Później tej nocy oglądaliśmy wywiad w telewizji z Bijurajem i jego rodziną. Amma klaskała z dumy. W dolnej części ekranu przebiegał skrypt: amerykańska pisarka Suzanne Roberts. Właśnie ukazała się moja pierwsza książka poezji i poczułem, że tytuł „amerykański pisarz” był trochę hojny, ale nadal byłem dumny.
„Ta stacja jest nadawana aż do Londynu” - powiedział Bijuraj. „Założę się, że miliony ludzi oglądają.” Wszyscy zgodziliśmy się, jaka to cudowna rzecz.

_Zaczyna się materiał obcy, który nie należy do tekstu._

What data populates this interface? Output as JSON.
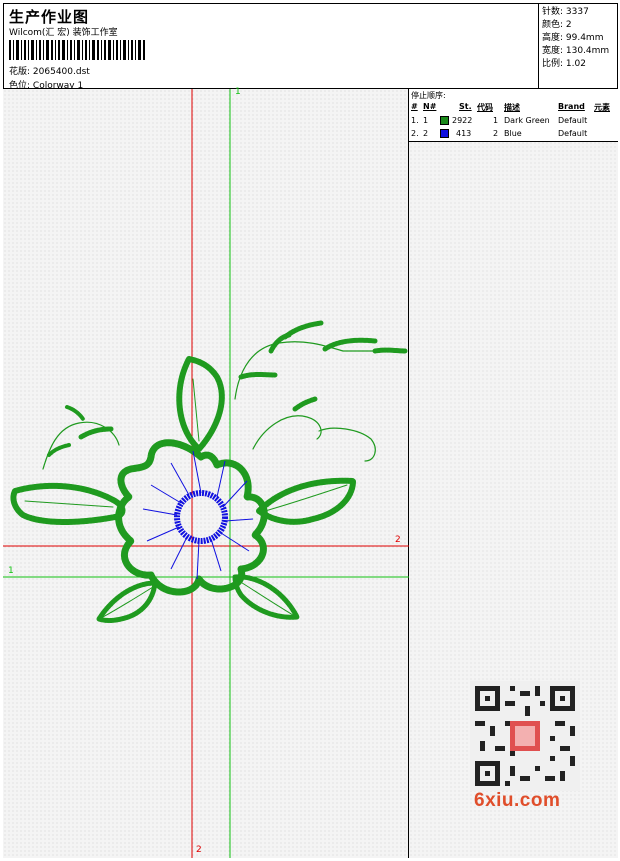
{
  "header": {
    "title": "生产作业图",
    "company": "Wilcom(汇 宏) 装饰工作室",
    "file_label": "花版:",
    "file_name": "2065400.dst",
    "color_label": "色位:",
    "colorway": "Colorway 1"
  },
  "stats": {
    "stitches": "针数: 3337",
    "colors": "颜色: 2",
    "height": "高度: 99.4mm",
    "width": "宽度: 130.4mm",
    "scale": "比例: 1.02"
  },
  "stop_sequence": {
    "title": "停止顺序:",
    "columns": [
      "#",
      "N#",
      "St.",
      "代码",
      "描述",
      "Brand",
      "元素"
    ],
    "rows": [
      {
        "idx": "1.",
        "n": "1",
        "color": "#1a8a1a",
        "st": "2922",
        "code": "1",
        "desc": "Dark Green",
        "brand": "Default"
      },
      {
        "idx": "2.",
        "n": "2",
        "color": "#1010e0",
        "st": "413",
        "code": "2",
        "desc": "Blue",
        "brand": "Default"
      }
    ]
  },
  "axes": {
    "green_v_label": "1",
    "green_h_label": "1",
    "red_h_label": "2",
    "red_v_label": "2"
  },
  "watermark": {
    "text": "6xiu.com"
  }
}
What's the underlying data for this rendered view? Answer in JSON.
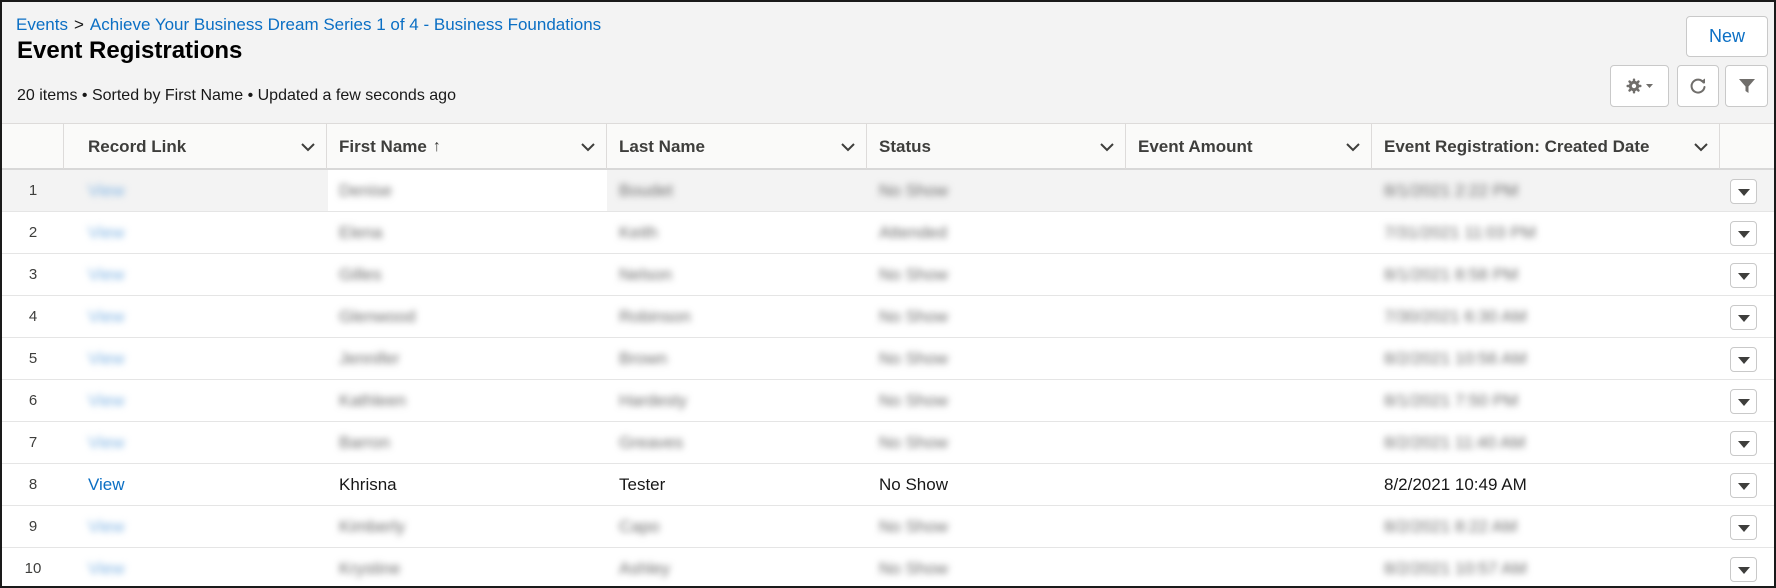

Lista zakazu lotów podążyła za mną do Mongolii i Chin, a także do Nikaragui do Panamy, gdzie ponownie przesłuchano mnie, gdy próbowałem wrócić do Stanów Zjednoczonych. Mój szwagier Britt uznał to za zamach stanu dla rodziny. „Terrorysta w rodzinie!” Wykrzyknął z radością, ale pochodziło to od kogoś, kto wytatuował swoją kartę ubezpieczenia społecznego na przedramieniu jako protest przeciwko biurokracji amerykańskiego systemu opieki zdrowotnej. Poproszony o pokazanie swojej karty ubezpieczenia społecznego, Britt podwinął rękaw i powiedział: „Trzymam go pod ręką. To właśnie tutaj."
Sholeh najwyraźniej sprawdzała się dobrze z rządem USA, ale ta „amerykańska pisarka”, ze swoim niewielkim tomem wiersza, stworzyła „listę”. Czy wiesz, że czasami czujesz się tak dziwnie, że jesteś obserwowany? Ty jesteś.